While 7 out of 10 financial executive respondents to a recent survey said they plan to adopt “open banking” strategies within the next 18 months, more than 3 out of 5 (61%) financial executives admitted that compliance and security risk concerns were holding back their progress, according to research from Curity, an API identity management platform, released last week. A skills and knowledge shortage (51%) and “changing business priorities” (45%) also factored heavily into financial firms’ reticence to launch or expand open banking initiatives.
Jacob Ideskog, chief technology officer of Curity, pointed out that as technology evolves, “so do the regulations associated with its development and implementation. It’s understandable that there is a hesitancy to adopt open banking when regulations are becoming stricter and rules are continuing to be updated and changed.”
That said, the survey found that nearly half (43%) of financial firms interviewed for the report "Facilitating the Future of Open Finance" have already launched some kind of application-based “open” banking options, per Curity.
Given the fast pace of change in financial compliance, “an investment made in 2019 may not satisfy in 2022,” said Ideskog. More than 3 out of 5 (62%) of the Curity survey respondents said outdated or incompatible systems led them to admit that they’re worried their systems will not “support data sharing in a way that meets the regulatory or consumer protection requirements.”
Emerging privacy compliance presents concerns, as well.
“Privacy regulations such as GDPR, CCPA and the like are the most prominent concerns,” Ideskog said. “It’s hard to ensure compliance in large systems and the thought of exposing more data is simply introducing more risk than many are comfortable with.”
These findings coincide with the fourth anniversary of the launch of PSD2, which made Open Banking a regulatory requirement in the UK. The Curity study surveyed more than 200 financial professionals involved in open banking worldwide.
According to the Open Banking Implementation Entity (OBIE), there are now 4.5 million regular users of open banking. Open finance is expected to expand to a more than $43 billion market by 2026, according to the report published by Allied Market Research.
Virtually all financial institutions (96%) believe consumer adoption is crucial to the future of open banking, according to the research from Curity.
“Organizations must communicate with customers in simple and concise ways about data privacy without relying on jargon to overcomplicate matters, ensuring customers feel confident in the way their data is handled and managed within the open banking process,” Travis Spencer, CEO at Curity, said in a prepared release. “Understanding the deployment of modern authentication methods is key to consumer adoption, according to over half of those surveyed [56%].”
Given the emergence of “proven standards” in open finance for security, Ideskog said that adopting this application-based approach “makes a lot of sense instead of inventing new security schemes for already solved problems. Applying these standards for their own use-case sets the organization up to be able to expose APIs to third parties in the future, so it’s a double win.”

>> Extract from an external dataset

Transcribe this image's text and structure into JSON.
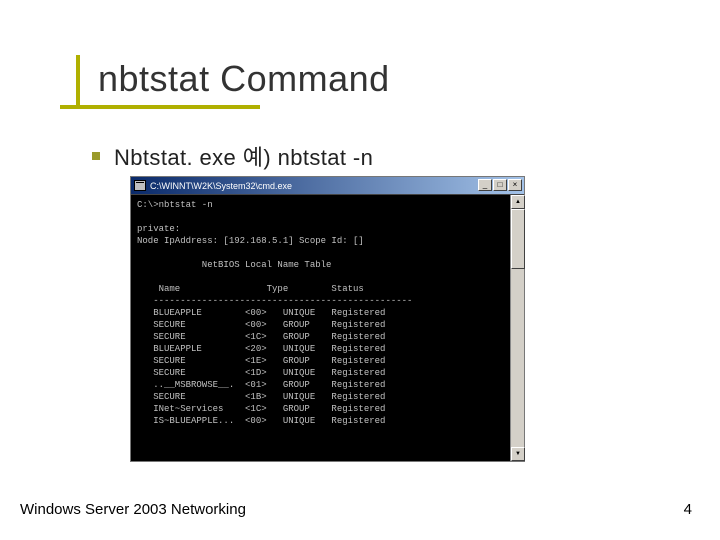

“Few organizations these days are satisfied with one-off platforms for single use,” Ideskog added. “A full omnichannel strategy requires great re-use of backend components to be successful. And let’s be honest, as customers we expect to be able to do the same thing on our phone as our laptop. So, when building an omni-channel strategy you should be looking into FAPI [financial grade API] and the related standards to secure your systems and set your organization up for future openness.”